Friday, February 15, 2008
Parents as a cause for healing
>I was amazed to read of your parents' attitude towards your work. Your are able to help >others and provide for yourself in one of the most magically beautiful--and expensive--places >on earth while doing what you love. THAT is the perfect definition of success.
It took me days to digest this. Thanks for asking. In short, my parents don't care if I am happy or not, unless it brings them something. Prestige, money, ...
The interesting thing is that my parents are not bad people, and if you ask them if they love me, they will say yes of course. And they mean it, on one level. It is a nice idea, makes them look good. On the level of actual action, there is much more to be desired. On the level of action, their interests come first. Right now they think they need me, so they are nice to me. When I was growing up and until recently, when they got old and alone at home, they hardly paid any attention to me.
This is extremely hard to digest. To realize that your own parents don't really care for you is rather harsh, cruel, difficult, to see. Another difficult thing is to realize how much I was like them, and how much of my life before was wasted being like them. The later realization came relatively recently. When I was younger, I was very angry at them. Now I cannot be. They are old and it is silly expecting them to change. There is a certain level of forgiveness, knowing that somehow everything worked out all right.
The rough past certainly led me to the healing path. Even as a child, somehow I knew - and I have no idea how, because I had no supporting evidence - that there was a better way. I just knew it, and I wowed to find out. So, here we are!

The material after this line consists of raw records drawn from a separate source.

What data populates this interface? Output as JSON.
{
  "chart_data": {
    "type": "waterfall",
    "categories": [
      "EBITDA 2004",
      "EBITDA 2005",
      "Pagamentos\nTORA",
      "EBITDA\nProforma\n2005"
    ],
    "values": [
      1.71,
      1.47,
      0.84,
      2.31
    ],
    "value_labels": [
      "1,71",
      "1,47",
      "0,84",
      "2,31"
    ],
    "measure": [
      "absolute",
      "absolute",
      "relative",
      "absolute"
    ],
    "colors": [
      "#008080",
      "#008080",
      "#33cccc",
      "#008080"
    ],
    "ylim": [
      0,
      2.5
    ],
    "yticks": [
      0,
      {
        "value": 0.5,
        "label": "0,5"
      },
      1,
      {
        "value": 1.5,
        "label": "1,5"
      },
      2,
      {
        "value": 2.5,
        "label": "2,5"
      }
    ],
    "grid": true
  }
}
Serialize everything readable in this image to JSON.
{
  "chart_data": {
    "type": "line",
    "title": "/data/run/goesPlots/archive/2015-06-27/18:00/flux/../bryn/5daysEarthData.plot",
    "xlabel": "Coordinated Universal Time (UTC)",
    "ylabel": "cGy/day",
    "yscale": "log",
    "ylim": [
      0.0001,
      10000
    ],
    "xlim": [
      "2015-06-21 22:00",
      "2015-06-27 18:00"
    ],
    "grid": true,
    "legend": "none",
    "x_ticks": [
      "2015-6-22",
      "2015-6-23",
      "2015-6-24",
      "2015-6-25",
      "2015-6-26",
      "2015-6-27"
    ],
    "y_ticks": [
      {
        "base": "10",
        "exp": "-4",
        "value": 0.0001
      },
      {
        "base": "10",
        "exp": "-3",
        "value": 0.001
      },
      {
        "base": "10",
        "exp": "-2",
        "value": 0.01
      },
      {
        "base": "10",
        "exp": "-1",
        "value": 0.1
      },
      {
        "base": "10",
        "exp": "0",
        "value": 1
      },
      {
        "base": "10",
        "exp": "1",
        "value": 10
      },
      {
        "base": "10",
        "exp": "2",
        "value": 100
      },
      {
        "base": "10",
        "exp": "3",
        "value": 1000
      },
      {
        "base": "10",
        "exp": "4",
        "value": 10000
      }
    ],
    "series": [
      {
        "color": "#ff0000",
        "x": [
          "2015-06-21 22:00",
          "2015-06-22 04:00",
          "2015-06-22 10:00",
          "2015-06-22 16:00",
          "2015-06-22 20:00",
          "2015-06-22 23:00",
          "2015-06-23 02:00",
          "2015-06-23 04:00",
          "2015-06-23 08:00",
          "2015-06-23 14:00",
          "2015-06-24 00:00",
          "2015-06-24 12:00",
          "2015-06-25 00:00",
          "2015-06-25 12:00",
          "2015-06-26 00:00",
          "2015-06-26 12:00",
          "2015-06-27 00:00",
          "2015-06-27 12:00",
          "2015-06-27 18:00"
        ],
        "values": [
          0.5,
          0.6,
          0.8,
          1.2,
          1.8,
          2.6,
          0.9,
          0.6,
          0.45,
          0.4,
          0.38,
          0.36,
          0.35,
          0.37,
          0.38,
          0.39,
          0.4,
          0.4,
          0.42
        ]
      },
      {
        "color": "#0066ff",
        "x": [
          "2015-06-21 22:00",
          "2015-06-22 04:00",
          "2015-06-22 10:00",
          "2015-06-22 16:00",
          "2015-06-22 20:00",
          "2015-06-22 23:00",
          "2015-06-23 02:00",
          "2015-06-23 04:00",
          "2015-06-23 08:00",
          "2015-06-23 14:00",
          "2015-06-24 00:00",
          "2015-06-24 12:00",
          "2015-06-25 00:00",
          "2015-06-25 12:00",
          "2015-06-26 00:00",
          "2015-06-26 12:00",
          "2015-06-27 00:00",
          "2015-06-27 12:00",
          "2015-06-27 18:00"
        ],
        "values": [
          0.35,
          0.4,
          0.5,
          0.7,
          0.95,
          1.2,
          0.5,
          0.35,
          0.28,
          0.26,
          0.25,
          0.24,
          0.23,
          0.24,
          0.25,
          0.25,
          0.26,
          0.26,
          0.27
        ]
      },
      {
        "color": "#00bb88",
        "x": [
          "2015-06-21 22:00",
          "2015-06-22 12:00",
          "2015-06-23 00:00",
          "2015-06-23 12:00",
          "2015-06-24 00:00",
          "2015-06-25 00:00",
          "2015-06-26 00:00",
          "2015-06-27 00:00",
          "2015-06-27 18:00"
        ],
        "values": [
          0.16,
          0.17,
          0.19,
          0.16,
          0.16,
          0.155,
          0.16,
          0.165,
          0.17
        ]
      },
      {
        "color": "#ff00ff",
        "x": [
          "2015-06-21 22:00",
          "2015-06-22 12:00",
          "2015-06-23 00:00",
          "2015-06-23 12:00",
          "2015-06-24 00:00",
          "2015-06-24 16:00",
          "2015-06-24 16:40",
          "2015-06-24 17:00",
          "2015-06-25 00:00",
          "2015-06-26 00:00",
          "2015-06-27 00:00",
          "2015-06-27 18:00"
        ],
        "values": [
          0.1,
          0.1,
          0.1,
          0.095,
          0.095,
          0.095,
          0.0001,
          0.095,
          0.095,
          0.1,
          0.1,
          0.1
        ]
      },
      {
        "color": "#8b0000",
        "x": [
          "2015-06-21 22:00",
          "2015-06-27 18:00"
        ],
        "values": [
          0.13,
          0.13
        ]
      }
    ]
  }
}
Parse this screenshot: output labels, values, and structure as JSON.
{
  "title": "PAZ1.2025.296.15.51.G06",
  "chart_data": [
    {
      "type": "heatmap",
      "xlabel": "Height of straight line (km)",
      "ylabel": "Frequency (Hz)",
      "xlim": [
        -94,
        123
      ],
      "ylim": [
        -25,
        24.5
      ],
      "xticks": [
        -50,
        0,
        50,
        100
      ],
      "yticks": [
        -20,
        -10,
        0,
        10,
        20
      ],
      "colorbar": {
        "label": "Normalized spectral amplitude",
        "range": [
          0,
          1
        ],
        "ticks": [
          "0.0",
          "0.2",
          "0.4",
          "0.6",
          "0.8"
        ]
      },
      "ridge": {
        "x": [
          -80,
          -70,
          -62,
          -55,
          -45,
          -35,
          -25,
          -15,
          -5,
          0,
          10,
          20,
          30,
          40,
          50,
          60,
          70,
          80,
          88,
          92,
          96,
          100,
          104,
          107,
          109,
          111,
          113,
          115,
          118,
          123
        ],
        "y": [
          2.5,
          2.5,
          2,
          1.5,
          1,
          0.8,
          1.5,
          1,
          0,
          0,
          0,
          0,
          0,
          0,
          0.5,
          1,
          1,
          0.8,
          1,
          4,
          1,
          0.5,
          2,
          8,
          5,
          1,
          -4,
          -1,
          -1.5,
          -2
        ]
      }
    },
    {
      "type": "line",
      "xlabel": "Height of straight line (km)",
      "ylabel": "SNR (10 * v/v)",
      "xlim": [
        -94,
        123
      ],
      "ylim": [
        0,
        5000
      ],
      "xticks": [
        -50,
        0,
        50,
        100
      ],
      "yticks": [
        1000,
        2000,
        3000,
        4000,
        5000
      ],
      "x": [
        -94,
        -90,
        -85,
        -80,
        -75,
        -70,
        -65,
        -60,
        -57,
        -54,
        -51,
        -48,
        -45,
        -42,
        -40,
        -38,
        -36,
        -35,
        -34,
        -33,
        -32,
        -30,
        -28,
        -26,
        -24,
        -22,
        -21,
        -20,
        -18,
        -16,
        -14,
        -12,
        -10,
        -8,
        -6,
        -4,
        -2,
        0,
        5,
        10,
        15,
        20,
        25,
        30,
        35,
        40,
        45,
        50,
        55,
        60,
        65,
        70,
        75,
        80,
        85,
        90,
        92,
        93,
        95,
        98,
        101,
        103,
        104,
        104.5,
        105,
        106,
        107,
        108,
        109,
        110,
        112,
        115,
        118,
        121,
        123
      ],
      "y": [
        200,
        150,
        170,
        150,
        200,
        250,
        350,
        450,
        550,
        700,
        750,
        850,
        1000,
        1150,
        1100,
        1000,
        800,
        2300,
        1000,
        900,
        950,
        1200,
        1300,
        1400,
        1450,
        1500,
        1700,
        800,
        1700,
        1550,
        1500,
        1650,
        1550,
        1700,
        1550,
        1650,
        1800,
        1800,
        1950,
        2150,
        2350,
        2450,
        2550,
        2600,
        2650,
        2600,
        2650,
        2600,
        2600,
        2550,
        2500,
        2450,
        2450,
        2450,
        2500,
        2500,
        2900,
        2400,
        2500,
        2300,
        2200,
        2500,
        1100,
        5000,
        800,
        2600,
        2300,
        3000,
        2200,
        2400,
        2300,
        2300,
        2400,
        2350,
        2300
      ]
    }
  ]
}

My parents left last night. I dropped them off at their airport gate. By the time I parked and came back, they already left through the gate and we didn't even say good bye! It seemed like they were interested in leaving quickly. On the other hand, I also wanted too go home soon... It was fun having them, but also challenging. They also thought that for me. So did we just get rid of each other ???
I thought and thought about this today until my brains got all confused, so I just said to God: ok, I want to awaken. That's the only way to really get out of this quigmire called Earth. It is rough here on Earth. The only way is to truly be aware of God. Then everything is clear. There is no other way. So, God, I demand, I ask, I require to Awaken.